Если предположить, что в Японии не более двухсот открыто заявляющих о своей позиции социалистов, кажется странным, что правительство так беспокоится об их пропагандистской деятельности. <…> Если бы социалисты были настолько безумны, что прибегали бы к насилию, то было бы разумно со стороны правительства использовать полицию для установления гражданского мира, но их нельзя обвинить ни в чем подобном. Разве не они все время занимаются отрицанием войны, поскольку считают, что насилие никогда не находит оправдания? Мы можем сказать без какого бы то ни было преувеличения, что все японские социалисты в крайней степени миролюбивы и они точно не те люди, за которыми надо следить полиции. Наш девиз – гласность, и мы ничего не скрываем[140]
.Тем не менее в глазах правительства социалисты продолжали оставаться угрозой для якобы единодушной поддержки войны в Японии, в особенности потому, что их лидеры выражали симпатию русским рабочим, подчеркивая, что они «товарищи, братья и сестры, и нет причин бороться друг с другом». Японские социалисты скорее выступали за порицание «милитаризма и так называемого патриотизма», чем за участие в войне[141]
. Однако на фоне растущих потерь в Порт-Артуре и призывов на борьбу с врагом жесткие меры правительства против антивоенных идей издания кажутся логичными. Когда в юбилейном выпуске от 13 ноября 1904 года газета опубликовала перевод Коммунистического манифеста вместе с портретами Маркса, Энгельса и других важных политических фигур левого движения, таких как Август Бебель (1840–1913) и Фердинанд Лассаль (1825–1864), полиция вмешалась, запретив тираж номера с Коммунистическим манифестом [Kublin 1950: 332]. Наконец газета объявила о самороспуске, и ее заменило издание «Тёкуген» («Прямой разговор»), ставшее новым официальным рупором социалистического движения Японии. Однако движение потеряло своих лидеров, поскольку Сакаи и Котоку находились в трюме, и антивоенное движение стало затухать. Хотя «Тёкуген» издавали до самого конца войны, эта газета никогда не была такой же популярной, как «Хэймин синбун».Несмотря на то что японское правительство рьяно преследовало социалистов в стране, война оказала на них некоторое положительное влияние, поскольку, в частности, интернационализация японских левых ускорилась и усилилась. Если Катаяма «нес знамя международного социализма от Америки до Европы» [Kublin 1950: 333][142]

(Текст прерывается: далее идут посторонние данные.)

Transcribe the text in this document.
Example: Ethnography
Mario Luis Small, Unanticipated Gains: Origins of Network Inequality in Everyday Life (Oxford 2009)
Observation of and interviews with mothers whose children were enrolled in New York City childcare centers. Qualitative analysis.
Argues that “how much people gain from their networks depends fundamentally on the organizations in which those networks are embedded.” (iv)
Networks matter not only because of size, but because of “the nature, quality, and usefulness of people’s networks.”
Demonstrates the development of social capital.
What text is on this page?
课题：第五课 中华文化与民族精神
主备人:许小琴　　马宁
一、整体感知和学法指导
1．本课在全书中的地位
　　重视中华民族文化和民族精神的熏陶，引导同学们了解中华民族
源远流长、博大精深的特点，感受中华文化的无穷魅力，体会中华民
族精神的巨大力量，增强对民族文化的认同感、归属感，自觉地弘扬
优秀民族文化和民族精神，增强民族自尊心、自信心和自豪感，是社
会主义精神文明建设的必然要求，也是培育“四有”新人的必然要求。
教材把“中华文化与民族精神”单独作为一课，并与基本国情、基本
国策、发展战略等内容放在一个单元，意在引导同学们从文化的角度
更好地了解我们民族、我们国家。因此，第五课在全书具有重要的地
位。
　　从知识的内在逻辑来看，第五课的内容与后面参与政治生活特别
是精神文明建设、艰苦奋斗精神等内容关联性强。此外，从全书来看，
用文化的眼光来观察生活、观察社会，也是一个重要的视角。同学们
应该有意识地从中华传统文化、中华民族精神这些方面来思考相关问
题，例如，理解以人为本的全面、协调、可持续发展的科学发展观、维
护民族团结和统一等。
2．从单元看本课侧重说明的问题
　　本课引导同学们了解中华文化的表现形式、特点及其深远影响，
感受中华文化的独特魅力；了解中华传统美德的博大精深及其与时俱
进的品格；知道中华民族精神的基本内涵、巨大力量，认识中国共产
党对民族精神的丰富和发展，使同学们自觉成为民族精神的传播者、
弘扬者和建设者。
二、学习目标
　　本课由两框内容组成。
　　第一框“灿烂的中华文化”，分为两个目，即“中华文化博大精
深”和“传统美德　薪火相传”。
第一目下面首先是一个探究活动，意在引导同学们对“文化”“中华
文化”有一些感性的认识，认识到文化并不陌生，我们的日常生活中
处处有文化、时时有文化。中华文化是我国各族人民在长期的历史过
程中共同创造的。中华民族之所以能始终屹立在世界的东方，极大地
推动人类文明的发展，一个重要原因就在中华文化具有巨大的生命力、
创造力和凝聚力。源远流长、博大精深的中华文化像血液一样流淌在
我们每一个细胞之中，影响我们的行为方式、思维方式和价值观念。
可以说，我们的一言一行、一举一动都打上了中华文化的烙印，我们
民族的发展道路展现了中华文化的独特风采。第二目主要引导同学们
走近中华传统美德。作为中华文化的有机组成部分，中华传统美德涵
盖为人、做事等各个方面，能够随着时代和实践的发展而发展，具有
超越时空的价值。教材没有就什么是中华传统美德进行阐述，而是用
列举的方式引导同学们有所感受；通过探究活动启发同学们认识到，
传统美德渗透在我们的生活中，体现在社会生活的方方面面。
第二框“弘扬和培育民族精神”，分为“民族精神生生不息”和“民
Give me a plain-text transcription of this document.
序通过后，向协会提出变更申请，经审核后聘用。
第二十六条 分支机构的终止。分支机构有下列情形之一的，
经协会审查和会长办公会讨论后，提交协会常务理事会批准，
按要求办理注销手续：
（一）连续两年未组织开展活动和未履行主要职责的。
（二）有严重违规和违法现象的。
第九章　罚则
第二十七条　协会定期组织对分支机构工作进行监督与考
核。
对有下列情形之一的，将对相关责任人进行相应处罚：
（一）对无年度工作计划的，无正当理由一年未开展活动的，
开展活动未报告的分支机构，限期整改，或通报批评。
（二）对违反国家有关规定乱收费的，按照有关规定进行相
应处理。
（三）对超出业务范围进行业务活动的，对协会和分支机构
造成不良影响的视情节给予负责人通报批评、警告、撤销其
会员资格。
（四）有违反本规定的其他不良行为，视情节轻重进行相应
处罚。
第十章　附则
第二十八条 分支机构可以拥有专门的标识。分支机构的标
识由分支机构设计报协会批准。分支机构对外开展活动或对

, то война также стала причиной роста интереса к международным левым организациям в Японии. Некоторые левые, выступающие против войны, в результате давления правительства еще более радикализировались. Лучшим примером такой трансформации может быть случай Сюсуя Котоку. После нескольких месяцев в тюрьме он превратился из марксиста в радикального анархиста, отрицающего политический и общественный порядок современной ему Японии. Кроме того, он утверждал, что критику правительства и изменение общества следует готовить и осуществлять тайно [Kublin 1950: 338]. Следовательно, давление правительства на левых в Японии увеличило радикальный потенциал этого политического спектра и вымостило дорогу к более агрессивному противостоянию в будущем. Когда «Хэймин синбун» официально закрыли в октябре 1905 года, произошло это потому, что издатели были вынуждены так поступить из-за военного положения, объявленного после беспрецедентных протестов против условий Портсмутского мирного договора. Как верно заметила Наоко Симадзу, несмотря на ее краткость, «антивоенная кампания “Хэймин синбун” представляла собой самую безжалостную критику войны, обнаруживающую ее тяготы, о которых ранее никто не говорил» [Shimazu 2008: 38]. Также в этой газете критиковали публикации других СМИ, из-за которых у населения появилась надежда на большие контрибуции и территориальные завоевания благодаря войне, а поскольку затем эти надежды не оправдались, все это спровоцировало недовольство мирным договором. Однако издательства уже получили прибыль от продажи газет и специальных выпусков о войне, нажившись на торговле героическим японским национализмом.